Why there's no good reason to buy a Chromebook

Why are Chromebooks not selling, except to school districts? The better question might be why would anyone buy a Chromebook when they do so little? Microsoft takes an utterly different and more useful approach.
Written by Larry Seltzer, Contributor

[Math geek correction below. See the diagram caption.] 

This is a great era for computer consumers. It's an era of bold experimentation in product design. Many different vendors are taking many different approaches to grab the consumer.

Some of these ideas are great ones and some of them are stupid and useless. I like to think of them in terms of how much they can do, or how practical they are to use for a wide variety of tasks.
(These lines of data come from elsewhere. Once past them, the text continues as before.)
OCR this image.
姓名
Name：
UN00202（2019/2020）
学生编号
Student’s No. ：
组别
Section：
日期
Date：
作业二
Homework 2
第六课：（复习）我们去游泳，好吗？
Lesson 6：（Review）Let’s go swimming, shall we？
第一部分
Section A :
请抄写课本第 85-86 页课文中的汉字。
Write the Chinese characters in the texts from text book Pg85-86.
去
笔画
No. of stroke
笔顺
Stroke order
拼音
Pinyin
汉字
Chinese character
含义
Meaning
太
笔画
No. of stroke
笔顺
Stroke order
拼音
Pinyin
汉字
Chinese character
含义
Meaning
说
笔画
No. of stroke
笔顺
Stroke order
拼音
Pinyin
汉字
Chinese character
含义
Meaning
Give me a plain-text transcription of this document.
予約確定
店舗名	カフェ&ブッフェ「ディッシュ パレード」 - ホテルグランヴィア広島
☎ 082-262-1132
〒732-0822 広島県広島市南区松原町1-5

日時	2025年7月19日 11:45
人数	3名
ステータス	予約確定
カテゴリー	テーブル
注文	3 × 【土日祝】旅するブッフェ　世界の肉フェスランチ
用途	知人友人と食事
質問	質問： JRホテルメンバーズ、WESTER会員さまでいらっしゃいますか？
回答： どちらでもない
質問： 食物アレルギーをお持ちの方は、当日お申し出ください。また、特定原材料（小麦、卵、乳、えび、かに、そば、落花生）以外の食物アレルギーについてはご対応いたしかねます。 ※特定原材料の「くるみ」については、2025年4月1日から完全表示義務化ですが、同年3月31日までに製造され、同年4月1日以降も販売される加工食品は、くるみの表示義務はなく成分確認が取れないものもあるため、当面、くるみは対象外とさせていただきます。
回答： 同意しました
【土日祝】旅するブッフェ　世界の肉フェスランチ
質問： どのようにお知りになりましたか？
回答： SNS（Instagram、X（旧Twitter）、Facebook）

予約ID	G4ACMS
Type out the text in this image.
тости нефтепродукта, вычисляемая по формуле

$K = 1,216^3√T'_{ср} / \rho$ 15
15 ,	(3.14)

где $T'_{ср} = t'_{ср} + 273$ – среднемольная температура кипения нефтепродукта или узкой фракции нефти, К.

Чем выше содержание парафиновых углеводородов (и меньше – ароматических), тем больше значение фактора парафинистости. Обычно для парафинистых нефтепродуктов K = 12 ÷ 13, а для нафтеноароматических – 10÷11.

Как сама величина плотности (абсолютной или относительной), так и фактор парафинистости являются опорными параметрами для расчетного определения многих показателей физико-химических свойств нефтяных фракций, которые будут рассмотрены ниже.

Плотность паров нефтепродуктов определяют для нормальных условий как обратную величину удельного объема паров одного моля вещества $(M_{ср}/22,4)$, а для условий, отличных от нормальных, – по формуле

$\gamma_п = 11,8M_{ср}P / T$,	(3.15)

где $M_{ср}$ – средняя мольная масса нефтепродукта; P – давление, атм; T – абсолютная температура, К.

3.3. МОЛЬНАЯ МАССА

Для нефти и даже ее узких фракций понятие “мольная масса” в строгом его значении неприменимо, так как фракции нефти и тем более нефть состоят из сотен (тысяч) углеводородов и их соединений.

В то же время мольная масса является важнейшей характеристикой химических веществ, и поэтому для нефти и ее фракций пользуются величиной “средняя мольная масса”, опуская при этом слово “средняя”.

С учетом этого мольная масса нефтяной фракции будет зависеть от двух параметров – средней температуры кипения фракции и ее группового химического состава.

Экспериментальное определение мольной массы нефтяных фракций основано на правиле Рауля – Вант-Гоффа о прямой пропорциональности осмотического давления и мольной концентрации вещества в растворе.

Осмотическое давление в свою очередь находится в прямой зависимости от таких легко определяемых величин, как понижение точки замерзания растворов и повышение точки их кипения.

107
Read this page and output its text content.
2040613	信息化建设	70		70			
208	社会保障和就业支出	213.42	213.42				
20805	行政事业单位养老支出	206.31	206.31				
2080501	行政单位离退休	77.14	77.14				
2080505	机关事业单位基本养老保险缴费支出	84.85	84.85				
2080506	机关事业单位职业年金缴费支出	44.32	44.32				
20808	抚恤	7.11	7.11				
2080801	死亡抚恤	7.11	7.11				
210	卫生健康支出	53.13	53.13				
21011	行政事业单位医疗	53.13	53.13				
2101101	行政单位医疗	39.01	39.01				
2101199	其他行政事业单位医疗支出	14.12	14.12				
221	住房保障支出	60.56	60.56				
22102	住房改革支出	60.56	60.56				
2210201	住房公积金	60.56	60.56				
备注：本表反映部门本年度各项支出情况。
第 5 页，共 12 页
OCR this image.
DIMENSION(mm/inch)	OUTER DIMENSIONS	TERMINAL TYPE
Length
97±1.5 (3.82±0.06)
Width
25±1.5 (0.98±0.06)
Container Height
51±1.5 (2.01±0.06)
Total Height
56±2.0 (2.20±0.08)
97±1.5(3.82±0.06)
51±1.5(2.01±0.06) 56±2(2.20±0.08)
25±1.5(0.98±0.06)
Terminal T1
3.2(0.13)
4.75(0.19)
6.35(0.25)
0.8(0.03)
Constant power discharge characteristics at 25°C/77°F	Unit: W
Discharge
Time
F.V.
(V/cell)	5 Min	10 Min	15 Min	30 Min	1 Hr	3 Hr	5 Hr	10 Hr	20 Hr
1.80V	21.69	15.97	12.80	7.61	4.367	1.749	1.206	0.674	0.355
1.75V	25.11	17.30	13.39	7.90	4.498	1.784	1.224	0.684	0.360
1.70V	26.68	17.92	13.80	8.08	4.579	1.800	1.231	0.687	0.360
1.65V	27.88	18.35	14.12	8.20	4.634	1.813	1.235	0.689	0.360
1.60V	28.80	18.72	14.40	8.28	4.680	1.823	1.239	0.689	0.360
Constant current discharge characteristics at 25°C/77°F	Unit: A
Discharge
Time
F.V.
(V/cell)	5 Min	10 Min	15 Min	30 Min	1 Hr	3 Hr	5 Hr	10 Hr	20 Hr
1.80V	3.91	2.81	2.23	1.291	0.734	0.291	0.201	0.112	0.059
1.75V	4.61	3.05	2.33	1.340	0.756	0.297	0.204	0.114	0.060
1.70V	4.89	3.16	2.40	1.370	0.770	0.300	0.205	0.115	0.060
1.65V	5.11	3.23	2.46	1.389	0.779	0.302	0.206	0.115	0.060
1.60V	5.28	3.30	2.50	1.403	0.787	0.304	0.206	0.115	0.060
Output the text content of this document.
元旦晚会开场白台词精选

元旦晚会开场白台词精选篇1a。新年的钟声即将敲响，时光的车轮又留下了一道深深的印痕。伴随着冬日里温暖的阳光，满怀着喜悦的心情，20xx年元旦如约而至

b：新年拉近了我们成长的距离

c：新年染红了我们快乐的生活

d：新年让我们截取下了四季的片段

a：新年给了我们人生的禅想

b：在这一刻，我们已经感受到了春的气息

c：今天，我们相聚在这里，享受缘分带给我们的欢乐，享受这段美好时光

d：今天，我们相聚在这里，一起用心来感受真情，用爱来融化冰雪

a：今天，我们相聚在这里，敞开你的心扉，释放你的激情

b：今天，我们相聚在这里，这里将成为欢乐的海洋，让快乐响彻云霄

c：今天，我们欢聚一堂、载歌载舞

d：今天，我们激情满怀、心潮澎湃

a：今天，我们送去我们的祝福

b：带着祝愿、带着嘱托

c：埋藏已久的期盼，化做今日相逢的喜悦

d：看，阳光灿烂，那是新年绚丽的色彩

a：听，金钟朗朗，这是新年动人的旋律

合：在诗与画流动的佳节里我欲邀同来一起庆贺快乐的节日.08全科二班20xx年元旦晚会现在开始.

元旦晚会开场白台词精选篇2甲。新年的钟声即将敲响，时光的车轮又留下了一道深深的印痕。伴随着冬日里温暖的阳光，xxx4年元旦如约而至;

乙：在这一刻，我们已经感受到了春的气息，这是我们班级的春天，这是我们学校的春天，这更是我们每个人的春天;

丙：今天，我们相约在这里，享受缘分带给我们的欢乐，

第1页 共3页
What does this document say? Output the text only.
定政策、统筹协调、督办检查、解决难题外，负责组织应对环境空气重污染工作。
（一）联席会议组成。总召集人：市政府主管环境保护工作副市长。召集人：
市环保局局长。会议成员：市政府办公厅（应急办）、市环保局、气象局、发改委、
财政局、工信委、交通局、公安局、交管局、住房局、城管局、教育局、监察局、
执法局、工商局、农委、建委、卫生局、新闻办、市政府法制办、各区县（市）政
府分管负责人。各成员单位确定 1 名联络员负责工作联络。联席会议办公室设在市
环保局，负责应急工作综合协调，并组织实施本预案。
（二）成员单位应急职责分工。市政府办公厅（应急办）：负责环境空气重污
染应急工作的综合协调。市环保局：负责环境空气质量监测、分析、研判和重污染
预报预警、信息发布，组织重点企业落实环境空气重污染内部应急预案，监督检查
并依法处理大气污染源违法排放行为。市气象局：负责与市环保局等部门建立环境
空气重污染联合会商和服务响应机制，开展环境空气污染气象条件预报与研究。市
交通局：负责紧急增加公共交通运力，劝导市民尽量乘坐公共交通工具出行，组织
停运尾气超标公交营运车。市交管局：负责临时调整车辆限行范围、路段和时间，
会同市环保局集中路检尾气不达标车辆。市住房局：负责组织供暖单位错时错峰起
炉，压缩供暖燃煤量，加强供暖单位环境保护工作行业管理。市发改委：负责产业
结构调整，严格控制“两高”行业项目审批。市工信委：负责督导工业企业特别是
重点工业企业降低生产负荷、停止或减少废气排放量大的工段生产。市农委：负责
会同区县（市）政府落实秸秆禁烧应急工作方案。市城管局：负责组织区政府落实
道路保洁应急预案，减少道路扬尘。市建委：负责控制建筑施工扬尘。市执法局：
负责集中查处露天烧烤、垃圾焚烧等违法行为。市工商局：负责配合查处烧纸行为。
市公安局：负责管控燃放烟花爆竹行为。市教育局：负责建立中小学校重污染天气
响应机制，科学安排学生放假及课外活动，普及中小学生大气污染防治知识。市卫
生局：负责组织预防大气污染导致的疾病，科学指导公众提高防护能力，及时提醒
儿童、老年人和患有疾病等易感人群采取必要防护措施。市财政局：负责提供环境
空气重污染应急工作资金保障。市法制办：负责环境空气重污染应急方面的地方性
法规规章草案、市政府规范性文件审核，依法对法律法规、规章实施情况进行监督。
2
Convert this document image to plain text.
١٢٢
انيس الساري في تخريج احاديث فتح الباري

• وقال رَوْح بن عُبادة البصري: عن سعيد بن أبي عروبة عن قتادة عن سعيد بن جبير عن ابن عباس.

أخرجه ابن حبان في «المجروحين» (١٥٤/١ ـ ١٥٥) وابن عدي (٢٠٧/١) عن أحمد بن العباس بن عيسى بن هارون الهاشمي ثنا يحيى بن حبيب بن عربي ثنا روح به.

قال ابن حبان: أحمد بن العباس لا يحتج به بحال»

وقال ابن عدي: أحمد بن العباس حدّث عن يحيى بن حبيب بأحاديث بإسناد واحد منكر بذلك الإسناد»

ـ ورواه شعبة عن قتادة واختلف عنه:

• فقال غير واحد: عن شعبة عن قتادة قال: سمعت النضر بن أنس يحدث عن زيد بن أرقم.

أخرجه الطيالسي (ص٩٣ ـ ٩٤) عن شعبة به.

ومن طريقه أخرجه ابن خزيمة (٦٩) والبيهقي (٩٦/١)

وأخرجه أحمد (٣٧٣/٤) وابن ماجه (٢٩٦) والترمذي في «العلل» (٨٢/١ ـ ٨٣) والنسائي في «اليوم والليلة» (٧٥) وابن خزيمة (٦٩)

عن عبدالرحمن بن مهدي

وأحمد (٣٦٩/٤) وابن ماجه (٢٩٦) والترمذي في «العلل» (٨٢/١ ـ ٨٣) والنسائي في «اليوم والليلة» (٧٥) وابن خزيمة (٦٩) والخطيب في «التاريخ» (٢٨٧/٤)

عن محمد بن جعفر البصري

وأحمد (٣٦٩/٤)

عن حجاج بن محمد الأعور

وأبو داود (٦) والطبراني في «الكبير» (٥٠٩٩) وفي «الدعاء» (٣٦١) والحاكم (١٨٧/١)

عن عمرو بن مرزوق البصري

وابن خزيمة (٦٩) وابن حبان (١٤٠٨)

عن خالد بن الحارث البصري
With that in mind, here's how I see the market for mobile computers (not counting phones):

The mobile computer (not phones) market, conceptually, as a Euler (correction: not Venn) diagram. Perhaps "Windows laptop" should include Macbooks.

In the diagram you can see a philosophy I've held ever since the iPad came out: Tablets do some cool and useful things, but they are far from being laptop replacements. I do a lot of typing and it just can't be done on glass. There are some great third-party keyboards for the iPad and other tablets from Zagg, Logitech and others, but they just don't work as well.

The diagram makes the point that Microsoft is taking a very different approach than Google, especially with regard to hybrid tablet/laptop devices like the Surface. You can see it in their ads about how "…the new Surface with Windows gives you one experience for everything in your life."

Someone correct me if I'm wrong, but as I see it, there's nothing you can do with a Chromebook that you can't do with a Windows laptop running Chrome. I just shopped a bit on Amazon and it looks like the prices aren't all that different. So what's the point of buying a Chromebook?

It's important to point out that just because product or segment A does as much and more as product or segment B, it doesn't follow that A does these things as well as B. Thus, many would argue that even if an Android tablet does everything (conceptually) that an iPad does, it doesn't do it as well. (And for sure, they would say, a Windows 8 tablet doesn't do it as well.)

But what does a Chromebook do? It runs Chrome. So can a Windows laptop. So can a MacBook. 

The idea of the hybrids like the Surface is to address all these different sets of user needs. It's a tablet. It's a laptop computer running Windows and Office and all your other Windows programs. It runs Chrome, and therefore does everything a Chromebook does, and the cost is not all that different.

It's with the hybrids that most of the wacky system design is happening. You've got the Lenovo Yoga that flips over backwards. You've got the Dell XPS 12 with the screen that rotates inside a frame. You've got the HP ENVY with a display that pulls off. Windows 8 hybrids would be a slam-dunk if only Microsoft could get people more enthusiastic about Windows 8. Will Windows 8.1 turn the corner? I wouldn't bet on it, but perhaps. There's no question in my mind that Microsoft can get consumers to buy a lot of these devices just by flooding stores with them and promoting them properly. 

It's no surprise that nobody (except for school districts) is buying Chromebooks. If you went into a store and saw all these things, or even a conventional Windows 7 laptop, and then saw a laptop that was basically just a web browser, which would you buy?